Global oil prices rebounded Wednesday after OPEC's most influential member, Saudi Arabia's Energy Minister Khalid al-Falih, rejected criticism from President Donald Trump and hinted that the cartel would continue with its agreed production cuts.
Speaking to reporters on the sidelines of an energy industry conference in Riyadh, al-Falih said OPEC member states, as well as allies such as Russia, were focused on stability in a global market he described as "brimming" with excess supply and pressured by record U.S. production. He also hit back at Trump's Tweet earlier this week, which urged OPEC to "take it easy", saying the cartel's collective approach, which is removing 1.2 million barrels from the market each day, was appropriate.
"We are taking it easy," al-Falih said. "The twenty-five countries are taking a very slow and measured approach. Just as the second half of last year proved, we are interested in market stability first and foremost."

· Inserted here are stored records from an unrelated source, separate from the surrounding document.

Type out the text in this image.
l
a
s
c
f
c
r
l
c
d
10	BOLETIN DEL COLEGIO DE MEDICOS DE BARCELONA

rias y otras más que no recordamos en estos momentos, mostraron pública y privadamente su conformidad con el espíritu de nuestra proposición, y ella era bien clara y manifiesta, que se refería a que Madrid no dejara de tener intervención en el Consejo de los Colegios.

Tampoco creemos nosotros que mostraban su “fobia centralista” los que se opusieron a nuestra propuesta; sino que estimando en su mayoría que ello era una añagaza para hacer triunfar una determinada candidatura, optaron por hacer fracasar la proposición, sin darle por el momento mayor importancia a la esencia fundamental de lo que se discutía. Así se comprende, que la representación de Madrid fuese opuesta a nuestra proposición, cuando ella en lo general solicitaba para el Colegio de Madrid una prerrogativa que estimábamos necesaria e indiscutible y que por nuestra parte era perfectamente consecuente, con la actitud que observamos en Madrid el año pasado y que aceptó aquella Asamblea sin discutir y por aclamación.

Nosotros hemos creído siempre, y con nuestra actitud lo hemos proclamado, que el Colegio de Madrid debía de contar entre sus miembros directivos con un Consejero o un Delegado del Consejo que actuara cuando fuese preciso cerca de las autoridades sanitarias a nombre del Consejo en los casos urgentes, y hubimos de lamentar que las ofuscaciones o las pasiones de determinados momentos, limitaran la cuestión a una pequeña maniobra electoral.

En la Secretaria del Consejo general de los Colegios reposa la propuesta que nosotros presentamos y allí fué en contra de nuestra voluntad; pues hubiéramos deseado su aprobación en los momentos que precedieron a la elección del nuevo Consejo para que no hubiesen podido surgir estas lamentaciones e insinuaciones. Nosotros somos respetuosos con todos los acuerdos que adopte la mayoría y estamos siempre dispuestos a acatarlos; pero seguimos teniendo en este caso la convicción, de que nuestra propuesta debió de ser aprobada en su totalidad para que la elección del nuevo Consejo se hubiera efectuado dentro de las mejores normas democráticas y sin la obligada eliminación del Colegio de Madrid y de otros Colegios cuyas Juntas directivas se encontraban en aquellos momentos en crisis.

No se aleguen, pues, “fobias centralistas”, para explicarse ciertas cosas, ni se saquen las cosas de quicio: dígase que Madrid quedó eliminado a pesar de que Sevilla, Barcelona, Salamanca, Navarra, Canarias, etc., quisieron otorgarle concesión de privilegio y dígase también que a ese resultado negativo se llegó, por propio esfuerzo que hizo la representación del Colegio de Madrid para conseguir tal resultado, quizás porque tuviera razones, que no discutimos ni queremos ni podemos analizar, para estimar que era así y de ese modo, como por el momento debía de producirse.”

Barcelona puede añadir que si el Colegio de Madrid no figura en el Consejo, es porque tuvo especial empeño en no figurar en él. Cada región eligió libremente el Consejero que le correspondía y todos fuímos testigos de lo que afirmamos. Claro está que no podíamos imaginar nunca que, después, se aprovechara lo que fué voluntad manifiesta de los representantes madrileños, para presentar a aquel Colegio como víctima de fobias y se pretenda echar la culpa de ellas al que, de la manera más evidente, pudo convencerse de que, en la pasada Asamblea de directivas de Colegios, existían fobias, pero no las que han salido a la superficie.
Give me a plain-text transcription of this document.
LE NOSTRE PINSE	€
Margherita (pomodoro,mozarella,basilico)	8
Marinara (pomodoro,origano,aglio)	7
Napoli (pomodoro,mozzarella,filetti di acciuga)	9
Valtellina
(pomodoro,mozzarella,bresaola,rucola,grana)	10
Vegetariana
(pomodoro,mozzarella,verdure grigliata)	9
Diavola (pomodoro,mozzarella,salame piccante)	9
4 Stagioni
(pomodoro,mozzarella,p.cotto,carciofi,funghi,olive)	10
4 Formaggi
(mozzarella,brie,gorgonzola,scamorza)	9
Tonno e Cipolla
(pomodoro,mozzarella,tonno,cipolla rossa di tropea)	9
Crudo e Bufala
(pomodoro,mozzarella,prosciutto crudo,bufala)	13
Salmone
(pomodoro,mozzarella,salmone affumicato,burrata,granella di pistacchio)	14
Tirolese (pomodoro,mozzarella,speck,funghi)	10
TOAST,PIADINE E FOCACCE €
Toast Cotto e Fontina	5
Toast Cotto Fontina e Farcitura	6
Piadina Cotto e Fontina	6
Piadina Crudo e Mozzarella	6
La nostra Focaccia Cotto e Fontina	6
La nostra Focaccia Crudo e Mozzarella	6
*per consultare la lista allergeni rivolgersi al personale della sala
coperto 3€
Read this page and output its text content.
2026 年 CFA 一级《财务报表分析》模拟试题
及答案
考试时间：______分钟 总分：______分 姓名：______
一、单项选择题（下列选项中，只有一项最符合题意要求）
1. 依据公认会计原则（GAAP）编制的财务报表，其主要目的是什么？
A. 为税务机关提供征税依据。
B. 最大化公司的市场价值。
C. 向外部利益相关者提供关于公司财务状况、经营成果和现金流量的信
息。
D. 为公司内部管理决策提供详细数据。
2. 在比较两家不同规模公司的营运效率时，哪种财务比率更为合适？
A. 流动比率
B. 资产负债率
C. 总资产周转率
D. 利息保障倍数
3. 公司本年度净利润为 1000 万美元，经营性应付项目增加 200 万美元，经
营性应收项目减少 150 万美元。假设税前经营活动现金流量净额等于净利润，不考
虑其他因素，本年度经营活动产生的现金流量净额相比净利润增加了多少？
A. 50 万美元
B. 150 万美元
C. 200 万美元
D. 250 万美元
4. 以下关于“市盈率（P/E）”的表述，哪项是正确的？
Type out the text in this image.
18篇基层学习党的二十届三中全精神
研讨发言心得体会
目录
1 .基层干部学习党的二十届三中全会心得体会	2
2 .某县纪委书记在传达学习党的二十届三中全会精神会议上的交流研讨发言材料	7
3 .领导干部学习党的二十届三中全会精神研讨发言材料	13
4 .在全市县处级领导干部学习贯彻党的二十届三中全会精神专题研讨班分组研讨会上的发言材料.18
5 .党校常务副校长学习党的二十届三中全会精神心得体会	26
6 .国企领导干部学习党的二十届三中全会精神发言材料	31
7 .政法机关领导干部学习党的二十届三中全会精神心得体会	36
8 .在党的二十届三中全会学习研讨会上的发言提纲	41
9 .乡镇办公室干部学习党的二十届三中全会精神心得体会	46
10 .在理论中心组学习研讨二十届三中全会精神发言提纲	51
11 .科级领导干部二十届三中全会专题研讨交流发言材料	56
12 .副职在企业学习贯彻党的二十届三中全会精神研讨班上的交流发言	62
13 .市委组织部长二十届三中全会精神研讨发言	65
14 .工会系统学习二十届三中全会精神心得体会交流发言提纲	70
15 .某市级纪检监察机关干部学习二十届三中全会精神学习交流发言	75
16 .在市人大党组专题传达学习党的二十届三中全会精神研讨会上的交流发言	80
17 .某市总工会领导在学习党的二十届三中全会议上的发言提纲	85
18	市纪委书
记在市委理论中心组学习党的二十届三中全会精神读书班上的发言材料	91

Brent crude contracts for April delivery, the global benchmark, were marked 41.42 higher from their Tuesday close and changing hands at $66.63 per barrel by mid-day trading in New York while WTI contracts for the same month were seen $1.78 higher at $57.28 per barrel.
Prices were also getting support from the Energy Information Administration also said Wednesday that U.S. crude supplies fell but a bigger-than-expected 8.6 million barrels last week, while stocks at the main export hub in Cushing, Oklahoma declined by 2.8 million barrels.
Further upward support was cited by data yesterday from the American Petroleum Institute, which said domestic crude stockpiles fell by 4.2 million barrels last week to just over 444 million barrels.
"With al-Falih appearing undeterred by Trump's latest attack on the cartel and indicating that cuts will need to continue into the second half of the year, upward pressure on oil may persist longer term," said Craig Erlam of Singapore-based brokerage Oanda. "Of course, downside pressures may remain for now but Falih appeared comfortable with his assessment that demand will pick up, which will be reflected in the inventory numbers eventually."